FAA Chief Administrator Steve Dickson  took the stage for a keynote addressed to a full – appropriately socially distanced – global audience of drone industry stakeholders.

Dickson comes from a manned aircraft background, as an executive for Delta Airlines, and his approach to drone integration reflects that: Dickson is justifiably proud of the safety record that the U.S. holds in aerospace, and made it clear that the public has a right to expect that safety record to continue.  After the requisite statement on safety, Dickson provided a valuable update on the progress of drone regulation and integration.

Trusted Integration

Dickson says that the FAA goal is “trusted integration.”  “Trusted Integration,” he says, “means that we have confidence that we’re all on the same page to get drones safely and efficiently integrated into the airspace.”  With the cooperative rulemaking committees in place at the FAA – from the Drone Advisory Committee to the newly formed BVLOS Advisory Rulemaking Committee – help to ensure that all parties understand the goals and the reasons behind drone policy.
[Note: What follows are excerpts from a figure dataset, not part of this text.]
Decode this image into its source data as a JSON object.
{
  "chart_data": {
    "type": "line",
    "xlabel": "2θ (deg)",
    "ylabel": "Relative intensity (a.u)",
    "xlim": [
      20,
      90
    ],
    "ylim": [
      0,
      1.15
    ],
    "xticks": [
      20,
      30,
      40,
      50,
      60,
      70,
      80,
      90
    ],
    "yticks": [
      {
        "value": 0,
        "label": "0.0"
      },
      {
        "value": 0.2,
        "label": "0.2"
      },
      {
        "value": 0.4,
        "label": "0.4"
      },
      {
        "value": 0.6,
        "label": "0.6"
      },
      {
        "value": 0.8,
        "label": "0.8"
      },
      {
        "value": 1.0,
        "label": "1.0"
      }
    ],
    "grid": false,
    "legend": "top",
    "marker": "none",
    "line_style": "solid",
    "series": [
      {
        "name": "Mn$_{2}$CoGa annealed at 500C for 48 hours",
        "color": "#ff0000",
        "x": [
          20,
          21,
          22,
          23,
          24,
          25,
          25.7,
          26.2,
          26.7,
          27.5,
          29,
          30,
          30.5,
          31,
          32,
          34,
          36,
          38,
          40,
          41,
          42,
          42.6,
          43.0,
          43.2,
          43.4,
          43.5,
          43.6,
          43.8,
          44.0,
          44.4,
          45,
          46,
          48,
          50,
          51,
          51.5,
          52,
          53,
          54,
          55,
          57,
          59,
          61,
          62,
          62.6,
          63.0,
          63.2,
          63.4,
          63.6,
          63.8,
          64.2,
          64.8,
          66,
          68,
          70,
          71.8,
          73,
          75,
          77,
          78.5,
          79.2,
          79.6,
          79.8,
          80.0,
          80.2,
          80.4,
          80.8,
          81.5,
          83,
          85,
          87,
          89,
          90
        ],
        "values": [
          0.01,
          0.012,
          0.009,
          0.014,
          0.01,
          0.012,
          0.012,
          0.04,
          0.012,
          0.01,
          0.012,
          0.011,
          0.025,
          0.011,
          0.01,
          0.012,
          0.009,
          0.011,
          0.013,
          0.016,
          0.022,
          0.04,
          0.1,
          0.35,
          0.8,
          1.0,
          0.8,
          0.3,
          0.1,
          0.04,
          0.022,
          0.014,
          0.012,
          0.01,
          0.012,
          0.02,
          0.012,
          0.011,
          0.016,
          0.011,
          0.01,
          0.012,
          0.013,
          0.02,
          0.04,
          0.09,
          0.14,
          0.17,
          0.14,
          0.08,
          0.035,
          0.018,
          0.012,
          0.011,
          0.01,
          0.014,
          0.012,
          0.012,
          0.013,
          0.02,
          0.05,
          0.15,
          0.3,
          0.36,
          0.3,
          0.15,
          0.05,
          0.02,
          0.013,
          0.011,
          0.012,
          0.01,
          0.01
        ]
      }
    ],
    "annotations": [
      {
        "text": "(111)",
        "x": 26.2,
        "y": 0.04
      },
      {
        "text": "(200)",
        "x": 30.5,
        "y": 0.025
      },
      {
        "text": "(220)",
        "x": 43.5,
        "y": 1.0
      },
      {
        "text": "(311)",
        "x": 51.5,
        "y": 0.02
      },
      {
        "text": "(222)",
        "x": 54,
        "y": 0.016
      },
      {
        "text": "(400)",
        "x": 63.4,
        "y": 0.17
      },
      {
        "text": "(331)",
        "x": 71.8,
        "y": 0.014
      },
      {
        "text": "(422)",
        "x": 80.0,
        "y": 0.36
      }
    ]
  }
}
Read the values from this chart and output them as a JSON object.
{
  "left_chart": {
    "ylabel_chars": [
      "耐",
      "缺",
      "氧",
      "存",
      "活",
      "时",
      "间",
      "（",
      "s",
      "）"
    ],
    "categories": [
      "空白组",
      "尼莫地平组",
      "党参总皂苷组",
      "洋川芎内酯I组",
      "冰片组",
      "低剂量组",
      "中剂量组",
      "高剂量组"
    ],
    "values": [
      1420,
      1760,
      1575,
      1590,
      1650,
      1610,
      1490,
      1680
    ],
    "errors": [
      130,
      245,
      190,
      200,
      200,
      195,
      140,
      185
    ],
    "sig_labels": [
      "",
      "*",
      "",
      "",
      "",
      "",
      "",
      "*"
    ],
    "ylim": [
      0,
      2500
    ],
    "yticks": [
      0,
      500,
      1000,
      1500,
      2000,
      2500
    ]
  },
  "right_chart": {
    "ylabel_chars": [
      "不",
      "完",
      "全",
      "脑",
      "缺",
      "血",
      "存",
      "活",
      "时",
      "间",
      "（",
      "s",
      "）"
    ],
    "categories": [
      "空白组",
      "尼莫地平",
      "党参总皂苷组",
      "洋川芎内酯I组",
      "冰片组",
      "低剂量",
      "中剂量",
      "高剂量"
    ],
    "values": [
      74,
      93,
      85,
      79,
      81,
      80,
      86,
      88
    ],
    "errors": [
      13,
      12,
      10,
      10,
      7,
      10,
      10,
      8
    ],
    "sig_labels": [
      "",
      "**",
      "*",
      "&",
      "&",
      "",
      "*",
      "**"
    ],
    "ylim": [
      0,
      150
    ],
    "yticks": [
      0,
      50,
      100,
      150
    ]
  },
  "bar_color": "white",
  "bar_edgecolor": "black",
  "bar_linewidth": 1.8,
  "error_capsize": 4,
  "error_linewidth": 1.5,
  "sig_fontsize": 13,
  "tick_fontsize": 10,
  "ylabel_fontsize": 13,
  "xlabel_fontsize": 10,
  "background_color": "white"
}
“I see policy as a protective sphere around the airplane,” he said. “For drone integration, we’ve done our best to allow for as much innovation and operation as possible… we’re actually at the point right now where we are bumping up against the edges of what’s practical.”

Next Steps: BVLOS Flight, Drone Certification – and FAA Reorganization

While Dickson calls Remote ID “a significant milestone in our journey,” flight beyond visual line of sight (BVLOS) and aircraft certification are next on the agenda for the agency.

For BVLOS flight, Dickson says that the agency is moving quickly, and expects to receive feedback from the BVLOS Advisory Committee by late fall, which should result in a notice of proposed rulemaking.   Aircraft certification is also changing: the FAA is evolving the way that they certify aircraft, though the MOSAIC program – which stands for Modernization of Special Airworthiness Certificates.  That evolution, Dickson explains, appropriately scales the aircraft certification process to accommodate new aircraft.

Finally, Dickson said that the FAA itself is changing.  “We’re evolving the agency,” Dickson said, in order to make it easier for flyers to find the resources that they need and to integrate unmanned systems into the manned aircraft control systems.

“It’s important that we’re able to operate in harmony with manned aviation,” said Dickson.